Iberoamerikaner Interkulturelles Zentrum geplant

Die indigene Kultur Südamerikas ist in Deutschland weitestgehend unbekannt. Daniel Tinolo Viduvich möchte das gerne ändern.

Marburg. Seit 16 Jahren lebt der gebürtige Peruaner in Deutschland. Schon lange wünscht er sich, dass es eine Einrichtung für lateinamerikanische Menschen gibt, in der sie sich treffen und gemeinsam Kunst oder Musik machen können. Als er davon hörte, dass im Gebäude des Radiosenders „Radio Unerhört“ Räume leer stehen, fasste er einen Entschluss.

Mit dem „Verein Iberoamerikanische Studenten“, den er vor fünf Jahren mit gegründet hat, möchte er in den Räumlichkeiten, die sich der Verein mit der Waggonhalle teilt, ein interkulturelles Zentrum einrichten. Unter dem Namen „Intiwasi“ (Deutsch: Haus der Sonne) sollen dort nicht nur Menschen aus Südamerika, Spanien oder Portugal zusammen kommen, sondern auch aus Deutschland und aus den verschiedensten Kulturen weltweit.

„Es geht um Integration und Kommunikation“, sagt Tinoco Viduvich. Er berichtet von einem großen Interesse, das bereits bestünde. Viele Menschen würden gerne gemeinsame Aktivitäten machen, hätten aber bisher keinen Ort dafür. Daher sollen in dem neuen Zentrum verschiedene Kurse stattfinden, wie etwa Salsa, Bauchtanz, ein politischer Stammtisch oder indigenes Laternenbasteln. Außerdem hofft er, dass allen Kindern unter acht Jahren kostenlose Sprachkurse in Spanisch und Portugiesisch angeboten werden können.

Die offizielle Eröffnung sei für den Mai geplant, so Tinoco Viduvich. Bis dahin sollen die Räumlichkeiten komplett renoviert sein.

Gemeinsam mit „Radio Unerhört“, Greenpeace Marburg, dem Verein „Kulturhorizonte“, dem Magistrat, dem Kulturamt und dem Ausländerbeirat werde es ein Fest geben, bei dem unter anderem Oberbürgermeister Egon Vaupel (SPD) anwesend sein soll. „Wichtig ist die Unterstützung des Ausländerbeirats“ betont Tinoco Viduvich, „ohne die wäre das Ganze gar nicht möglich gewesen“.

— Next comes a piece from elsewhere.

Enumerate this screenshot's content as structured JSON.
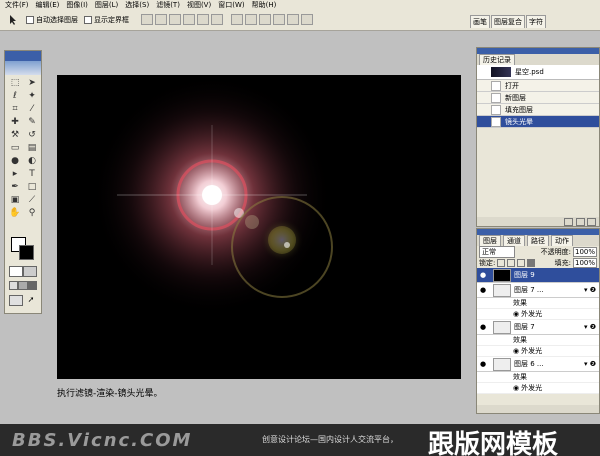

Doch schon am Osterwochenende wurden die Räumlichkeiten mit einem indigenen Osterfest zur Einweihung des „Haus der Sonne“ genutzt. Am Samstagabend gab es ein Konzert von insgesamt vier Musikgruppen, das laut dem Veranstalter sehr gut besucht war. „Mit so viel Andrang habe ich gar nicht gerechnet“, freute er sich im Gespräch mit der OP.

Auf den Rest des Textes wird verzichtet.